AppSec Guideline
Tech Stack
- •Rate Limiting: Upstash Redis
- •Framework: Next.js
- •Platform: Vercel
Non-Negotiables
- •OWASP Top 10:2025 vulnerabilities must be addressed
- •CSP, HSTS, X-Frame-Options, X-Content-Type-Options headers must be present
- •CSRF protection on state-changing requests
- •No plaintext passwords in logs, returns, storage, or telemetry
- •MFA required for Admin/SUPER_ADMIN roles
- •Required configuration must fail-fast at build/startup if missing
- •Secrets must not be hardcoded or committed
Context
Security isn't a feature — it's a foundational property. A single vulnerability can compromise everything else. The review should think like an attacker: where are the weak points? What would I exploit?

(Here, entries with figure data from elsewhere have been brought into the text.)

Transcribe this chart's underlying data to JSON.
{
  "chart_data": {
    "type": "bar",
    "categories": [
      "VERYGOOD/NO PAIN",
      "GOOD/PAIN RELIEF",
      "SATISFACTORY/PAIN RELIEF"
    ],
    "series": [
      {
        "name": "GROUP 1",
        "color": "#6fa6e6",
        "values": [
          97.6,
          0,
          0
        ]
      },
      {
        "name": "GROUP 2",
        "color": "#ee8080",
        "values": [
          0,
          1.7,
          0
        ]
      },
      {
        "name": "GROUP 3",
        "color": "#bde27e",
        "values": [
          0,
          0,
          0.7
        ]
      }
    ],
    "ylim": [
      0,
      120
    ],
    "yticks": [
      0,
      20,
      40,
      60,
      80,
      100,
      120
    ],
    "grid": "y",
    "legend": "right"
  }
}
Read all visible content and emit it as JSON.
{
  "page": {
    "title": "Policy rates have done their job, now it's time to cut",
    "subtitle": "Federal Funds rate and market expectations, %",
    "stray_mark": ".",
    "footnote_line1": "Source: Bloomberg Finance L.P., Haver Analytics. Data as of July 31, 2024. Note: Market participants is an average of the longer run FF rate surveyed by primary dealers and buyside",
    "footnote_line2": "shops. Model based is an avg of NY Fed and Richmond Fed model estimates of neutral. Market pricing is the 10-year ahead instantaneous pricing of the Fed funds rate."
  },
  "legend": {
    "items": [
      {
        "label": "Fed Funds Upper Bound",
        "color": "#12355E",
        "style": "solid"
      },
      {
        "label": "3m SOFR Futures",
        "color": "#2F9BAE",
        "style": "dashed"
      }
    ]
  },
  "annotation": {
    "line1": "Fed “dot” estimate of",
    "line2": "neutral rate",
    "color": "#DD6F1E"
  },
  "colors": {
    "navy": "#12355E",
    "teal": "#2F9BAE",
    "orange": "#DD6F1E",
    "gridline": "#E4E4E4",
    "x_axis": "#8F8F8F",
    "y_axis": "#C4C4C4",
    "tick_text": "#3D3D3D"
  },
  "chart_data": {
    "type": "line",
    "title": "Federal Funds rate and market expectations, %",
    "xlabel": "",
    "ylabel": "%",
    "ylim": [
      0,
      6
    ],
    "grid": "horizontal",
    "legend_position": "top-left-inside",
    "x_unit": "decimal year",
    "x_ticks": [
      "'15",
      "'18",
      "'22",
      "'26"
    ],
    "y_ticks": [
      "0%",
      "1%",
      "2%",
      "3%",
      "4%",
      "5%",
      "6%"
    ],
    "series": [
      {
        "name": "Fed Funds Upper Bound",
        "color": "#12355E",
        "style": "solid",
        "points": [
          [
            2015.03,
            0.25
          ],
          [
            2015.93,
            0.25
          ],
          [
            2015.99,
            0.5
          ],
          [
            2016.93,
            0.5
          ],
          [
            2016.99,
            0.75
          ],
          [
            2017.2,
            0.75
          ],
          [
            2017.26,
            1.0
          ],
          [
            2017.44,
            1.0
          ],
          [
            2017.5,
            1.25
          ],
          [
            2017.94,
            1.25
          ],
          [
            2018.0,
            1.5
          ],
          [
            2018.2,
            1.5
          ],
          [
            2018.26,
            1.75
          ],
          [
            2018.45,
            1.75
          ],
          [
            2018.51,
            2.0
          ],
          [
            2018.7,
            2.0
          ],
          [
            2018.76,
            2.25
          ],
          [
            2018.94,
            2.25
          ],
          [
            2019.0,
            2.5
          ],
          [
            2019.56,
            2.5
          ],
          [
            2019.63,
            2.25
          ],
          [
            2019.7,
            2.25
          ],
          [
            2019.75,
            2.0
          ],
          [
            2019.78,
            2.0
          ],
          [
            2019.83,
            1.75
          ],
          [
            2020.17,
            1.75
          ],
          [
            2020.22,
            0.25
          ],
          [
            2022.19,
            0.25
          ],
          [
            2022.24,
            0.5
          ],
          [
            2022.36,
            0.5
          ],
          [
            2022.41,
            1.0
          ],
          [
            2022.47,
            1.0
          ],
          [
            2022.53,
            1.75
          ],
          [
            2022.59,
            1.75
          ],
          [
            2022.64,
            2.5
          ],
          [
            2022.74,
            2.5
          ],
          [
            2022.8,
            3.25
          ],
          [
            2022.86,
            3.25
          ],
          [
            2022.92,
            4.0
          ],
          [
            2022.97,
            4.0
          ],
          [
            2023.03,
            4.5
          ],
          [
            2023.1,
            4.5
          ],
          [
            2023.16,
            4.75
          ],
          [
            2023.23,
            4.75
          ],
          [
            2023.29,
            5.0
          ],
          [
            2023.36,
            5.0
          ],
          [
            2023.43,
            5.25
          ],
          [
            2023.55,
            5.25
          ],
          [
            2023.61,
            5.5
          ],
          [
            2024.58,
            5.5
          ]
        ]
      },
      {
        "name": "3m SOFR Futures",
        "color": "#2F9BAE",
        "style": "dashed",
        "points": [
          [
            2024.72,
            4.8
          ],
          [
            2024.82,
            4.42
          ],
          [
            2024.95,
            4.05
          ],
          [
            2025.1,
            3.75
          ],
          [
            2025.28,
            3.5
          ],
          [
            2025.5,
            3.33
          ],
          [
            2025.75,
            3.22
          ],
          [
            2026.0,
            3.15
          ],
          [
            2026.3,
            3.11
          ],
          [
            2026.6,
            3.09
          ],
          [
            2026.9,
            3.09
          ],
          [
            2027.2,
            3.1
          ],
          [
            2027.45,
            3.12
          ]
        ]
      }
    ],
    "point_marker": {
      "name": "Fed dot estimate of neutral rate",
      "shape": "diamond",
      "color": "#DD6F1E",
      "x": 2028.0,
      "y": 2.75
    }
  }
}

Beyond fixing vulnerabilities, consider the security architecture holistically. Is defense-in-depth implemented? Are there single points of failure? Would you trust this system with your own data?
Driving Questions
- •What would an attacker target first?
- •Where is rate limiting missing or insufficient?
- •What attack vectors exist in authentication flows?
- •How are secrets managed and what's the rotation strategy?
- •What happens when a secret is compromised — is incident response exercisable?
- •Where does "security by obscurity" substitute for real controls?